On certain plugins (namely color corrector and color curves), I have so many presets that I can't see them all. I can't figure out a way to make it scroll to reveal the ones that are lower than the bottom of my screen, and it doesn't spill over into another column. I know the hidden ones are there 'cause when I was able to delete some from old projects, the new ones'd show up. I can use the arrow key to select them, but I can't see the names. Now I want to keep everything that's left. Anyone got a way around this?

Edward Troxel
October 25th, 2007, 07:26 AM
I believe only the first 50 show up. Beyond that you'd have to delete older ones to see newer ones.

Mike Kujbida
October 25th, 2007, 07:27 AM
If you have two or more chained together, you can save this as a preset, thereby freeing up room for more single ones.

Josh Bass
October 25th, 2007, 11:49 AM
Can you explain?

Mike Kujbida
October 25th, 2007, 01:25 PM
Can do!!

Open the Event FX and click the Plug-In Chain... button. It's the green + symbol to the far right of your FX chain.
This brings up the Plug-in Chooser - Video Event FX window.
Click Save As..., give it an appropriate name and click OK.
The next time you want to use this particular FX, open up the Event FX window, click on Filter Packages, look for the one you created and select it.

Josh Bass
October 25th, 2007, 03:04 PM
I'm not sure we're talking about the same thing here. What I mean is that when I open, say, color corrector, and then click the drop down box for the presets, I have so many that vertically they take up the entire screen, and I can't seem to scroll down to the ones "below the screen", or make them show up in any way other than deleting the ones that already exist.

Ian Stark
October 25th, 2007, 04:39 PM
Josh, I think what Mike is suggesting is good.

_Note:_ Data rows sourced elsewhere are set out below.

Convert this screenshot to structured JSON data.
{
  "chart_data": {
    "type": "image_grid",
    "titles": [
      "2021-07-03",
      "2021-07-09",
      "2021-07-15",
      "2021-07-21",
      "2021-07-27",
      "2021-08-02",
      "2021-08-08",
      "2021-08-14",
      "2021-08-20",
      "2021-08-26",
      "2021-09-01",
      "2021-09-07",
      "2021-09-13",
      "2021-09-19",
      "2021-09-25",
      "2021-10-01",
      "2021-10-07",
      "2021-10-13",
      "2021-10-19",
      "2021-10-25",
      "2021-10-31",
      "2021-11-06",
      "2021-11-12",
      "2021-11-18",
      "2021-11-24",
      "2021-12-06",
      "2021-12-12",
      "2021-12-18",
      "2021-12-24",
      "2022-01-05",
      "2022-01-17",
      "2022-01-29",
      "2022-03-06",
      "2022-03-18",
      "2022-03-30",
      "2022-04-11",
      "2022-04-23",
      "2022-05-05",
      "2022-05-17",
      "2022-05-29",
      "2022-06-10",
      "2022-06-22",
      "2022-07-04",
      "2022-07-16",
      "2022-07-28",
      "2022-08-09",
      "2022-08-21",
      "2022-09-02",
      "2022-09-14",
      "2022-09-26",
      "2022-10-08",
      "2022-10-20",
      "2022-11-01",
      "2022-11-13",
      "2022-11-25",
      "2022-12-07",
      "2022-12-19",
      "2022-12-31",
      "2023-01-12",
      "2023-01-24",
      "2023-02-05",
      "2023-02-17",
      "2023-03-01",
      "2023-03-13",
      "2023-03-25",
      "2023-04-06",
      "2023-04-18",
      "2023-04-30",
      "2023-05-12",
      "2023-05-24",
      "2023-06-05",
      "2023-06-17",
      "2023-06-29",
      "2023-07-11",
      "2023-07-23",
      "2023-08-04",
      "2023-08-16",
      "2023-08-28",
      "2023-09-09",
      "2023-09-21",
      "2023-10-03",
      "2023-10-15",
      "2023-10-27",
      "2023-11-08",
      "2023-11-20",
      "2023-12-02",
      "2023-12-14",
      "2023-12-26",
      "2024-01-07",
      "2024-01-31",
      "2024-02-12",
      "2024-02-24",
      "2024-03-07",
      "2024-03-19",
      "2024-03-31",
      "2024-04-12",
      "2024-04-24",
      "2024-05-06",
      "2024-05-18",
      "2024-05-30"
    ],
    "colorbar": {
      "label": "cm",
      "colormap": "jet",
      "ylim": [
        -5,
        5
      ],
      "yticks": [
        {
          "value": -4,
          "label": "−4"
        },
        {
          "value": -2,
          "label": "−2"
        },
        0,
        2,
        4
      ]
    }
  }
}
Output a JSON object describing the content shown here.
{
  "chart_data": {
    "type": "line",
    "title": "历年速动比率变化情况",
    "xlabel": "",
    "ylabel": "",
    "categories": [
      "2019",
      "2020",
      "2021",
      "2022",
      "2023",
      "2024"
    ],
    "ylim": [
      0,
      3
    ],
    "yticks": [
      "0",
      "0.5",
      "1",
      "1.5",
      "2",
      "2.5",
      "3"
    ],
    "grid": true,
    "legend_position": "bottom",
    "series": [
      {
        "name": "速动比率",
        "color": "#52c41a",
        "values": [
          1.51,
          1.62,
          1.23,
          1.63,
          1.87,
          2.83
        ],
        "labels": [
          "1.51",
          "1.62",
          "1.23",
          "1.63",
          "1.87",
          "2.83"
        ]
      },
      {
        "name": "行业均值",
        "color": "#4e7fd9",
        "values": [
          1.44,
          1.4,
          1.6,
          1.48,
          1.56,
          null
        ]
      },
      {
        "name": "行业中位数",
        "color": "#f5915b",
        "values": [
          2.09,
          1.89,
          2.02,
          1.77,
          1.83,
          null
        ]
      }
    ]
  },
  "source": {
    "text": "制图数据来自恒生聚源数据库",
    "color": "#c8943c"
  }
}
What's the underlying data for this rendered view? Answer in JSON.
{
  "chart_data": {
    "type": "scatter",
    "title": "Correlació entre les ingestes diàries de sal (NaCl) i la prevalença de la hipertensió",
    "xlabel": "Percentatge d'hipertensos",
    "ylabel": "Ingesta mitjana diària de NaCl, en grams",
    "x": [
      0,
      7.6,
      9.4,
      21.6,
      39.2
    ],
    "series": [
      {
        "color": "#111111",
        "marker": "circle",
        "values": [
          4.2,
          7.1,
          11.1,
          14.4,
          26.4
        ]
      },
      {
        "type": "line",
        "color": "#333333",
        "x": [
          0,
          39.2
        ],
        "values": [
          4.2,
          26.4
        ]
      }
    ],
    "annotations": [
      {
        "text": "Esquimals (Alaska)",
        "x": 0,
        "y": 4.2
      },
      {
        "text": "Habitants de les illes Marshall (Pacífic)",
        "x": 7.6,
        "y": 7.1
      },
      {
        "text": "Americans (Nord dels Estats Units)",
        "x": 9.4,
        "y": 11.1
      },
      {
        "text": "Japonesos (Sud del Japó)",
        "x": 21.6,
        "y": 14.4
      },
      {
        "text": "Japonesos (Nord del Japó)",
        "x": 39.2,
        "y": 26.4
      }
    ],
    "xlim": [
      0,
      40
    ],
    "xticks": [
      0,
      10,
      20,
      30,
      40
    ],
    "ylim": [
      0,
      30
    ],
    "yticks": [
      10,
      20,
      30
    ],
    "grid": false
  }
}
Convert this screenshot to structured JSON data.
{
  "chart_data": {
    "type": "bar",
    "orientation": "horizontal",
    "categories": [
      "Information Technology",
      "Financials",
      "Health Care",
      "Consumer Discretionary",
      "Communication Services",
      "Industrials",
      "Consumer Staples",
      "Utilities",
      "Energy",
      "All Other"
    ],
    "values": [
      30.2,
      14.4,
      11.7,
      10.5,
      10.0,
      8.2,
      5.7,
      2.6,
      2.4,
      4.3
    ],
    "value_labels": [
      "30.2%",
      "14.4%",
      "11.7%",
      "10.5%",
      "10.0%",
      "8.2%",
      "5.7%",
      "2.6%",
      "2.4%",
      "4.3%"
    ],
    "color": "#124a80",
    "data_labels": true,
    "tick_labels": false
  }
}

Select a 'less used' preset, save it as a filter package (see Mike's instructions) then delete it from your regular preset list. When you want to use those settings again, call it up in its new guise as a filter package (a filter package with one plugin in the chain).

Repeat as many times as you need until just your frequently used presets appear in the plugin preset dropdown.

(Shame that the presets drop down doesn't go to two or three or four columns as it grows, rather than cutting you off at 50.)

Ian Stark
October 25th, 2007, 04:43 PM
p.s. love the Blisterene commercial!

Josh Bass
October 25th, 2007, 05:27 PM
Ok, sorry, I didn't realize it saved the preset and the filter in a filter package. I think I'll make several packages and just have it be a chain of the same preset, and name them after what short film/collection they're from (Blisterine, Ultimate S, etc.)